The question was delivered lightly and took me by surprise. I didn’t have an answer because I didn’t know. Since becoming lovers, we’d had little opportunity to test his capacity for jealousy. Nor did I want to. Never had I questioned my own potential for jealousy because that would mean thinking about Jamie as a possible betrayer, and he wasn’t. He was as true and faithful as the North Star.

When I got back to our room, Jamie was gone. He had left a note: “At Man Ray’s studio. Meet me for lunch.”

He had underlined “studio” three times. I read between the lines: I’m in!

•   •   •

M
an Ray, raised Emmanuel Radnitzky in Brooklyn, New York, was almost twenty years older than Lee, and had a face, a posture, that looked even older. More than once, in our time together in Paris, I would see a waiter or barmaid mistake him for mademoiselle’s
père
, see the grimace on Man’s face, the teasing satisfaction on Lee’s. Sometimes, seeing them walking side by side, I got the impression that a short, stocky, aging mortal had somehow captured a goddess and held her captive with some invisible golden rope.

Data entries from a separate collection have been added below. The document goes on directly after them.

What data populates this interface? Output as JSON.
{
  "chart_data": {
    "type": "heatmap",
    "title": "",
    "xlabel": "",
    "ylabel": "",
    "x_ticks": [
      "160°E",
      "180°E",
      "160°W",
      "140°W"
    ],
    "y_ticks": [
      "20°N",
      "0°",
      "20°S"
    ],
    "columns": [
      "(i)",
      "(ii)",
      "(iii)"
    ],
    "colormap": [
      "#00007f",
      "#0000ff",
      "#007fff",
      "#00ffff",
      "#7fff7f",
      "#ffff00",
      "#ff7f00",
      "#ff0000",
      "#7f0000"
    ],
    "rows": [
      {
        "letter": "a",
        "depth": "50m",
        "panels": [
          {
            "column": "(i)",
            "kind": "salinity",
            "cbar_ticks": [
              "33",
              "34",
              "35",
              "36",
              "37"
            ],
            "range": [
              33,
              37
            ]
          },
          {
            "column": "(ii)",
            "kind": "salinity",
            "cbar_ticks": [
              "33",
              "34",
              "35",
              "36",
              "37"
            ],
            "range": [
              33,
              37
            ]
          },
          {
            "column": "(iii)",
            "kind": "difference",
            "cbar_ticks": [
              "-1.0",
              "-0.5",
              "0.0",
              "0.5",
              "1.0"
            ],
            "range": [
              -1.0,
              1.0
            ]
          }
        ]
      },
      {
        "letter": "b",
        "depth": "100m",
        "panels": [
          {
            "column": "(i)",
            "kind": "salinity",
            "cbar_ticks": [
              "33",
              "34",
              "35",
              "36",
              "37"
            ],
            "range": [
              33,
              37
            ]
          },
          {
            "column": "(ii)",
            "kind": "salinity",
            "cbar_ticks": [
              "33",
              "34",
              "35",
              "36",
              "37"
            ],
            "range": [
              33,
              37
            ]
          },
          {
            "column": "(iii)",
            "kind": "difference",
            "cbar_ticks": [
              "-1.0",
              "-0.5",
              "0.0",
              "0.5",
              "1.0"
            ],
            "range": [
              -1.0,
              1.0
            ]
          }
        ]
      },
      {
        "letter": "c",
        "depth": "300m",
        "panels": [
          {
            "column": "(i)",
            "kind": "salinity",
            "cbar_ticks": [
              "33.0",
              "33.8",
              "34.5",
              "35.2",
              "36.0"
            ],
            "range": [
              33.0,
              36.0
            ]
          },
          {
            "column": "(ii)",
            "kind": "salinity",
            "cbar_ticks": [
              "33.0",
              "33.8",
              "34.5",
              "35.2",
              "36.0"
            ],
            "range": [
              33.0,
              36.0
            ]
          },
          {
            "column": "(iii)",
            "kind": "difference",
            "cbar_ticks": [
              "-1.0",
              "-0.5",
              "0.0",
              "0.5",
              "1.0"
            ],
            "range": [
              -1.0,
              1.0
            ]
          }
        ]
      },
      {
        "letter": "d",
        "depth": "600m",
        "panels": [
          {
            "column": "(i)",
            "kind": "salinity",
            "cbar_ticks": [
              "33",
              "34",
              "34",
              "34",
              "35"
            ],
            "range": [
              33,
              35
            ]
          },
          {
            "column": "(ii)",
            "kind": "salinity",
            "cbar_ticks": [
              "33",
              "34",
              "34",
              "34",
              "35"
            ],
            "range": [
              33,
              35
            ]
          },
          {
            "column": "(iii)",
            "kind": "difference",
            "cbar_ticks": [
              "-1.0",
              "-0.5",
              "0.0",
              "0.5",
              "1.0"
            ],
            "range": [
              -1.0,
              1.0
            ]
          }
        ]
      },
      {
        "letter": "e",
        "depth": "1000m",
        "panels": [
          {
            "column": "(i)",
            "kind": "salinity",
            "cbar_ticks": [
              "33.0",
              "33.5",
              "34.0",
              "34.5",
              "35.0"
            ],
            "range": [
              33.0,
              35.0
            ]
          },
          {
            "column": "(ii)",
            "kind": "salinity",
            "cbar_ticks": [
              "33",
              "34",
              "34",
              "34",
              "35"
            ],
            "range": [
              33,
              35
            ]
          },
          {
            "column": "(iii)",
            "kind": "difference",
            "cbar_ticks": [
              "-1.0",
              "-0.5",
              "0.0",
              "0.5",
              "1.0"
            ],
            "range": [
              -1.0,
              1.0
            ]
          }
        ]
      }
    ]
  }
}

Man Ray encouraged that image. One day, he and Lee walked down the Champs-Élysées together, Lee wearing a leather collar and
leash he had put on her. A girlfriend told me that story a few years later, I can’t remember who, and she laughed because Man, so proud of his conquest, had looked like a puppy being walked by his mistress owner, not vice versa.

By the time Jamie and I met up with them, Lee and Man had been living together for more than a year, and the story of their meeting was already the stuff of legend among the Parisian artistic set. Lee had decided he would be her mentor. When Lee made a decision like that, it happened. She made it happen. So, fresh off the boat from New York for the second time (no chaperone in tow), she had gone to the studio of the famous Man Ray to introduce herself and announce their relationship, as she envisioned it. But the concierge blocked her path and said Man wasn’t there; he had left for the summer.

Lee went to the café across the street and ordered a Pernod to think over. Or did she already know the next step?